Термин этот возник в 40-х годах позапрошлого века. В Литературной энциклопедии о нем сказано так:…
Построенный на наблюдении, точном («дагерротипном») воспроизведении фактов, он сыграл важную роль в развитии русской литературы.
(Краткая Литературная Энциклопедия. Том седьмой. М. 1972. Стр. 951)
Именно вот таким, построенным на наблюдении, на точном – «дагерротипном» (по-нашему, по-современному говоря – «фотографическом») воспроизведении фактов, и был, как мне тогда показалось, рассказ Солженицына «Матренин двор».
Эта естественная замена устаревшего определения («дагерротипное») на современное («фотографическое») вроде как ничего не меняла. Но в наше время – у художников, да и у литераторов тоже, – оно обрело отчетливо уничижительный оттенок. Чуть ли даже не сталоантонимомпо отношению к таким понятиям, как живопись, искусство. С такой вот презрительной интонацией и произносили:
– Ну, это фотография…
То есть – не живопись, не настоящее искусство, а нечто этим понятиям противостоящее, противоположное.

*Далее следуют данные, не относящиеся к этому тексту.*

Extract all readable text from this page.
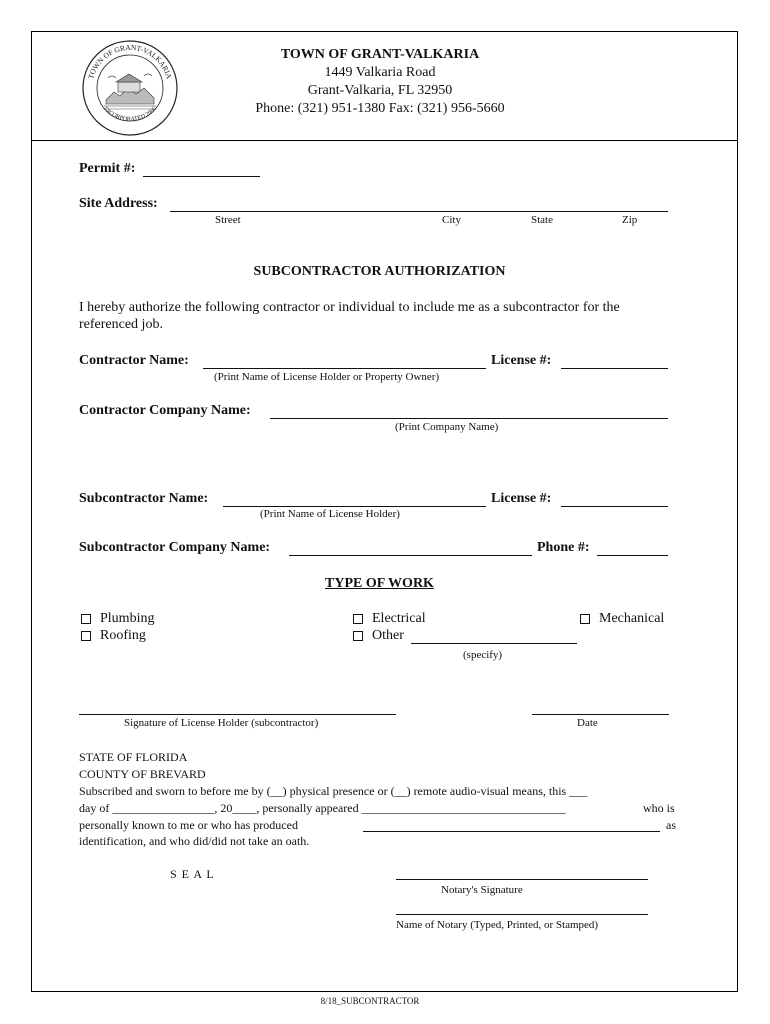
TOWN OF GRANT-VALKARIA
INCORPORATED 2006
TOWN OF GRANT-VALKARIA
1449 Valkaria Road
Grant-Valkaria, FL 32950
Phone: (321) 951-1380 Fax: (321) 956-5660
Permit #:
Site Address:
Street	City	State	Zip
SUBCONTRACTOR AUTHORIZATION
I hereby authorize the following contractor or individual to include me as a subcontractor for the
referenced job.
Contractor Name:	License #:
(Print Name of License Holder or Property Owner)
Contractor Company Name:
(Print Company Name)
Subcontractor Name:	License #:
(Print Name of License Holder)
Subcontractor Company Name:	Phone #:
TYPE OF WORK
Plumbing	Electrical	Mechanical
Roofing	Other
(specify)
Signature of License Holder (subcontractor)	Date
STATE OF FLORIDA
COUNTY OF BREVARD
Subscribed and sworn to before me by (__) physical presence or (__) remote audio-visual means, this ___
day of _________________, 20____, personally appeared __________________________________	who is
personally known to me or who has produced	as
identification, and who did/did not take an oath.
S E A L
Notary's Signature
Name of Notary (Typed, Printed, or Stamped)
8/18_SUBCONTRACTOR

Тому, что «Матренин двор» Солженицына я почти готов был счесть фотографией именно вот в таком, пренебрежительном смысле, немало способствовало то обстоятельство, что впервые я его прочел в рукописи (машинописи), к которой были приложены фотки. На одной еле различима была маленькая, совсем крохотная фигурка Матрены Васильевны,стоящей около сарайчика, примыкающего к довольно большому и как будто бы даже ладному дому.
В рассказе дом этот был описан так:…
…с четырьмя оконцами в ряд на холодную некрасную сторону, крытый щепою, по два ската и с украшенным под теремок чердачным окошком. Дом не низкий – восемнадцать венцов. Однако изгнивала щепа, посереди от старости бревна сруба и ворота, когда-то могучие, и проредилась их обвершка.
(Александр Солженицын. Не стоит село без праведника. М. 1990. Стр. 444)
Приложенная к рукописи фотография подтверждала документальную точность этого описания. Ясно был виден на ней и теремок, обрамлявший и украшавший чердачное окно. И восемнадцать венцов сруба, которые при желании можно было бы пересчитать, чтобы убедиться, что было их там ровно восемнадцать. Только вот хозяйку этого дома на тойфотографии разглядеть было нельзя. Крохотная её фигура была там оставлена словно бы только для того, чтобы дотошный зритель мог воочию представить себе высоту её дома.
Но на другой фотке, приложенной к той же рукописи, Матрена Васильевна была взята объективом уже крупно, так что не только всю фигуру её можно было хорошо разглядеть, но и лицо, суровость которого смягчала смутная, невнятная полуулыбка.